Session Title: Orthopedics, Low Back Pain and Rehabilitation
Session Type: Abstract Submissions (ACR)
Background/Purpose The fastest growing segment of the population undergoing total knee replacements (TKR) are patients younger than <65 years, yet little is known regarding their outcomes as compared to older patients. We examined, from a national sample of TKR patients, differences in clinical outcomes of pain and function following surgery based on age.
Methods Patients undergoing primary TKR from 7/1/11 through 8/30/13 for osteoarthritis were identified from a national research consortium which enrolls patients from >130 surgeons across 22 states in the US. The registry gathers data from patients, surgeons and hospitals on patient demographics, underlying type of arthritis, body mass index, non-arthritis comorbid conditions, arthritis in non-operative hip and knee joints, back pain, global function based on the Short Form 36 Physical Component Score (PCS), and mental health using the SF-36 Mental Component Score (MCS). We evaluated both change in operative joint pain and function as well as the 6-month post-operative pain and function score based on the estimated Western Ontario and McMaster Universities Arthritis Index (WOMAC) using the Knee Injury and Osteoarthritis Outcome Score (KOOS; range of 0-100 with higher being better). Descriptive statistics were performed as well as linear and mixed model multivariable regressions examining differences based on age.

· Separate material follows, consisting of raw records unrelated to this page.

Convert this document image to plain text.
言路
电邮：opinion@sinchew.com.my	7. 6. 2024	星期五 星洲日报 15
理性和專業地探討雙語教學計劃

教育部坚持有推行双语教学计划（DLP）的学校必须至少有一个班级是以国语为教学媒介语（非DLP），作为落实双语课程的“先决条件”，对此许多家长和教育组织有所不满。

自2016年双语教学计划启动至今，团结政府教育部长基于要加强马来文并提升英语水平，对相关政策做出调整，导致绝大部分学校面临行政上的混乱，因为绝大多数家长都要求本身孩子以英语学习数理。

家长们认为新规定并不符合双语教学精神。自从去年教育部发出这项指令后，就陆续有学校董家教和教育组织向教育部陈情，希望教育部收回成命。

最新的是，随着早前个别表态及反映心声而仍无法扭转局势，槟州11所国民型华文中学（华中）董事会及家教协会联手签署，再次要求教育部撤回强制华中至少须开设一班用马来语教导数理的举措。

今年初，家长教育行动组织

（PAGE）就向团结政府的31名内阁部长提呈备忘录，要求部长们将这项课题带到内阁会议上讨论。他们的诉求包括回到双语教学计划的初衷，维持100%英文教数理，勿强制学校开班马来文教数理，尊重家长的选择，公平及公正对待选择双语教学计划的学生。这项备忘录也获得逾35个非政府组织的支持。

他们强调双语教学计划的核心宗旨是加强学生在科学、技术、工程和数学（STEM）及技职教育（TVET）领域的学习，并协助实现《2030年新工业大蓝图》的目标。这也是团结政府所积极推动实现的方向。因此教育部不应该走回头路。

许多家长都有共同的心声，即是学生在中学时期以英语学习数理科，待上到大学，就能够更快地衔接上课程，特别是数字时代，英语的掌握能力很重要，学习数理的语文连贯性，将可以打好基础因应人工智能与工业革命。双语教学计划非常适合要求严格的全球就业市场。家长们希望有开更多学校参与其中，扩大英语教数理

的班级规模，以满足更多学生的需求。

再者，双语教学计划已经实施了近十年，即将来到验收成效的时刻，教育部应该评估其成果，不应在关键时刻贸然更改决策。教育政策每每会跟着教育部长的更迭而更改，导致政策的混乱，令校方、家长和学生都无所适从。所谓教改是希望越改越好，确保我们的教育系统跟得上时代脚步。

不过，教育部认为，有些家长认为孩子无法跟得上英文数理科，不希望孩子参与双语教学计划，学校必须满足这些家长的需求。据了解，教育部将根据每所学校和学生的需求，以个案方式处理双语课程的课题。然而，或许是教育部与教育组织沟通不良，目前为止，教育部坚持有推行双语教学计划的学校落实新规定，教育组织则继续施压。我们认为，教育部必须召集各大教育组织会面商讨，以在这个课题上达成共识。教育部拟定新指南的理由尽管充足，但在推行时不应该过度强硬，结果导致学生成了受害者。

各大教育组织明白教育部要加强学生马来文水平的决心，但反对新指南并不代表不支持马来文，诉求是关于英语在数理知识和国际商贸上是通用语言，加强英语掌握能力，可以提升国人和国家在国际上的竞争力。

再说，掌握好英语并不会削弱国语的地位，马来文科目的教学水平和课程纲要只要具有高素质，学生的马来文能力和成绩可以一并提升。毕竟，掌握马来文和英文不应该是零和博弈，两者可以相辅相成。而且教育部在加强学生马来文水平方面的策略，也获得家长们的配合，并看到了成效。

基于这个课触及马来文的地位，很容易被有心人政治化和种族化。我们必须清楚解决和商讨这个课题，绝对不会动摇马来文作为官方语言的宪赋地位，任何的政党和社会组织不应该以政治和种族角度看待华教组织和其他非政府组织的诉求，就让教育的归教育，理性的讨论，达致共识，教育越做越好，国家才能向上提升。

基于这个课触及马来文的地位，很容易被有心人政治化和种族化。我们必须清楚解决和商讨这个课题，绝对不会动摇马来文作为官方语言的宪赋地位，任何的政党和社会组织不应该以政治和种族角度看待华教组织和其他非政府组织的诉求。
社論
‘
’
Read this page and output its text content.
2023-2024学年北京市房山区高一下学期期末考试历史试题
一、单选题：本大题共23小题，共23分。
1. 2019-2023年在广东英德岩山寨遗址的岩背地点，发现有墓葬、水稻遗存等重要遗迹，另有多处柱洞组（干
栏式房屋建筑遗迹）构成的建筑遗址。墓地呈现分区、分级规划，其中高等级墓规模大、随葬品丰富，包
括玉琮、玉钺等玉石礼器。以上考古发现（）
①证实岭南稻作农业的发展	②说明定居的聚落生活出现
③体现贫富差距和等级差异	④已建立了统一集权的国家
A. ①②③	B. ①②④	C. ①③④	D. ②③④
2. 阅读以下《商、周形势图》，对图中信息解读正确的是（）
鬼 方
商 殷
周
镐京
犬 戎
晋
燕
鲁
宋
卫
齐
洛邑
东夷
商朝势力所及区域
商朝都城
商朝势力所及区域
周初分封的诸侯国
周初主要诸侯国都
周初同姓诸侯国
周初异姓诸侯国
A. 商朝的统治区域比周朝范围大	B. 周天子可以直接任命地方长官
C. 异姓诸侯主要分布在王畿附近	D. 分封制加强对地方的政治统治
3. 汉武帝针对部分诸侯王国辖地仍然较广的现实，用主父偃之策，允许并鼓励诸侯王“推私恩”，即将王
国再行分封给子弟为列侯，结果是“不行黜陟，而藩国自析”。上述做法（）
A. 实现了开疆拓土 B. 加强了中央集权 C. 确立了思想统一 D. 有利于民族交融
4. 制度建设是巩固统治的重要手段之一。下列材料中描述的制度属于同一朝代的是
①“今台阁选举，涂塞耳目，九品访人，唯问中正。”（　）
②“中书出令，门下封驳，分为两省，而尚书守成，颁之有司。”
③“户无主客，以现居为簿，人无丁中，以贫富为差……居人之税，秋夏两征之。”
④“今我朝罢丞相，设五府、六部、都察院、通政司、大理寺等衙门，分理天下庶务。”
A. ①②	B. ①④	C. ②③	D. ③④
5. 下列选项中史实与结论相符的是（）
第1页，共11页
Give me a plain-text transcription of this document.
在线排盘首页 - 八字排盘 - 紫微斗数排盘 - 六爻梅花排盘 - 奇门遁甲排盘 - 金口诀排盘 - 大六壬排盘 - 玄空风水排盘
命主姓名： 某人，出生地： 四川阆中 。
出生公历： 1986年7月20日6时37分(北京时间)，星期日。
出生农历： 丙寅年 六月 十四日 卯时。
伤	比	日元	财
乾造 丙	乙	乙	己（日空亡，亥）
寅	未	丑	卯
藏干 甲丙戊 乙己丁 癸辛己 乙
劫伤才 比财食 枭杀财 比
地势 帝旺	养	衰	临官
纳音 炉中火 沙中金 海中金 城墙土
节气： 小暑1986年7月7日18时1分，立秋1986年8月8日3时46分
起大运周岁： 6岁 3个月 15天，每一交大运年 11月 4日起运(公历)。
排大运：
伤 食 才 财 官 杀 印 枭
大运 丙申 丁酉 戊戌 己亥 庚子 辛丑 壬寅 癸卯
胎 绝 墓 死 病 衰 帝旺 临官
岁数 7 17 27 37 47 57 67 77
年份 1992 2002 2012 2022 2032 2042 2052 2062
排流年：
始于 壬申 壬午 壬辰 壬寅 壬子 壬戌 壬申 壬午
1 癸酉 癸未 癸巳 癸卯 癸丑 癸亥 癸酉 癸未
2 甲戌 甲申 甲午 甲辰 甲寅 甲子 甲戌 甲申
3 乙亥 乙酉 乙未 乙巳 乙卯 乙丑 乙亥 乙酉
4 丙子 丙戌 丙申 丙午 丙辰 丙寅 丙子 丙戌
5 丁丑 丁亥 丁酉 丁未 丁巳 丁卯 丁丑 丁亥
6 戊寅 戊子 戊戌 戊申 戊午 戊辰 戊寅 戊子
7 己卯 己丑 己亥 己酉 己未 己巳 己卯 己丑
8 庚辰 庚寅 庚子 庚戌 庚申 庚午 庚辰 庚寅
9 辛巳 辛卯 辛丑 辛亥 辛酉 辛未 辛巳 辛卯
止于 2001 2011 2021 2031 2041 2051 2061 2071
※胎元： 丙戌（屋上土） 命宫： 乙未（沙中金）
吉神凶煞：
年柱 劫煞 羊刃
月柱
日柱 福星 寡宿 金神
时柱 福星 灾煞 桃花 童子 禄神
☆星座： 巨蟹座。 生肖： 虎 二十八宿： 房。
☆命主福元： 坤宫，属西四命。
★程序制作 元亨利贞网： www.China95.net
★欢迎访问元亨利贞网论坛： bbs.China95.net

Results There were 1164 patients <65 years and 2012 patients ≥ 65 years who underwent primary TKR. Younger patients were more likely to be nonwhite (8.7% vs. 5.0%, p<0.001), heavier (body mass index 33 vs. 30, p<0.001), with worse emotional health (51.5 vs. 53.9, p<0.001), fewer comorbid conditions (p <0.001), and greater number of non-operative painful hip and knee joints (p<0.03). At the time of surgery, younger patients had greater pain (50.5 vs. 55.7, p<0.001) and functional impairment (53.2 vs. 54.9). Overall both younger and older patients had substantial pain relief and functional gain, improvement of 30.4 - 32.6 and 28.7 - 29.4 respectively based on the KOOS. In adjusted analyses, at 6-months post-operatively younger patients had slightly greater pain (-2.5, p <0.002) and less improvement in function (-2.2, p<0.016).
Conclusion Both younger and older TKR patients had substantial pain and disability at the time of TKR and achieved substantial pain relief and functional gain following surgery. However, younger patients had statistically significant less improvement in pain and function, although the clinical significance of this difference is unknown.